Implicit Toolpath Generation for Functionally Graded Additive Manufacturing via Gradient-Aware Slicing

This paper presents a novel gradient-aware slicing method for functionally graded additive manufacturing (FGM) that overcomes the limitations of conventional toolpath planning approaches, which struggle to produce truly continuous gradients. By integrating multi-material gradients into the toolpath generation process, our method enables the fabrication of FGMs with complex gradients that vary seamlessly along all three axes. We leverage OpenVCAD's implicit representation of geometry and material fields to directly extract iso-contours, enabling accurate, controlled gradient toolpaths. Two novel strategies are introduced to integrate these gradients into the toolpath planning process. The first strategy maintains traditional perimeter, skin, and infill structures subdivided by mixture ratios, with automated 'zippering' to mitigate stress concentrations.
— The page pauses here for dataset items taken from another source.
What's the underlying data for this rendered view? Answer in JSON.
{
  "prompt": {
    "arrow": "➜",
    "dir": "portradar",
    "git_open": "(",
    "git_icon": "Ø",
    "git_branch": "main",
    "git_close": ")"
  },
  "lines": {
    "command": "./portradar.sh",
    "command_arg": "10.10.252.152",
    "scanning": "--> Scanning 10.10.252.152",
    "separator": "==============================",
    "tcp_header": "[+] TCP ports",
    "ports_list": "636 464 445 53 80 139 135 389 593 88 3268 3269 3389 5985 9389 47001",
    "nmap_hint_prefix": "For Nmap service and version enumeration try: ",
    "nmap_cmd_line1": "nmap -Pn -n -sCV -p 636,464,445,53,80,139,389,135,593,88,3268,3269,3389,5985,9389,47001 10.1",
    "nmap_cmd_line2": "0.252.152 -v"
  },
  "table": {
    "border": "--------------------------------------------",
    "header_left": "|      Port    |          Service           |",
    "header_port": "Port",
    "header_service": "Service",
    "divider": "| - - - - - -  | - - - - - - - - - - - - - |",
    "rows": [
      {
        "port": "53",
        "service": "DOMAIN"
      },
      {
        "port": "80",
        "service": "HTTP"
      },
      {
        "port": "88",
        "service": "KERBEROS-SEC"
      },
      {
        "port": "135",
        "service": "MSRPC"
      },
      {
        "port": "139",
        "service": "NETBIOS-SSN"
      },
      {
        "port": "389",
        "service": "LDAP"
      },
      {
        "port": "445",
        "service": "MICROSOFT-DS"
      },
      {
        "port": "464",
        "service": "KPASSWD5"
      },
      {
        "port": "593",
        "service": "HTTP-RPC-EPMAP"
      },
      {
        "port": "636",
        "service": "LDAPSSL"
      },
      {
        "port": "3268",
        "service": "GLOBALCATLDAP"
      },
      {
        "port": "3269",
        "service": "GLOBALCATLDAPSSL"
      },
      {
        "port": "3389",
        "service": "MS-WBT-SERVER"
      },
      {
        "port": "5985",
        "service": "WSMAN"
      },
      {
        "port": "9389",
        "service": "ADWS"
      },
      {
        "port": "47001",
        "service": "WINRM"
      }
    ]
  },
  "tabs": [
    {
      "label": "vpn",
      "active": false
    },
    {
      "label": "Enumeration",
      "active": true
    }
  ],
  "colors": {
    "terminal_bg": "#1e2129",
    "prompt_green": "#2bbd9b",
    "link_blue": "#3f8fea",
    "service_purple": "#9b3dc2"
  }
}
The second strategy fills iso-contoured regions densely, printing directly against gradients to eliminate purging and reduce waste. Both strategies accommodate gradually changing printing parameters, such as mixed filament ratios, toolhead switching, and variable nozzle temperatures for foaming materials. This capability allows for controlled variation of composition, density, and other properties within a single build, expanding the design space for functionally graded parts. Experimental results demonstrate the fabrication of high-quality FGMs with complex, multi-axis gradients, highlighting the versatility of our method. We showcase the successful implementation of both strategies on a range of geometries and material combinations, demonstrating the potential of our approach to produce intricate and functional FGMs. This work provides a robust, open-source, and automated framework for designing and fabricating advanced FGMs, accelerating research in multi-material additive manufacturing.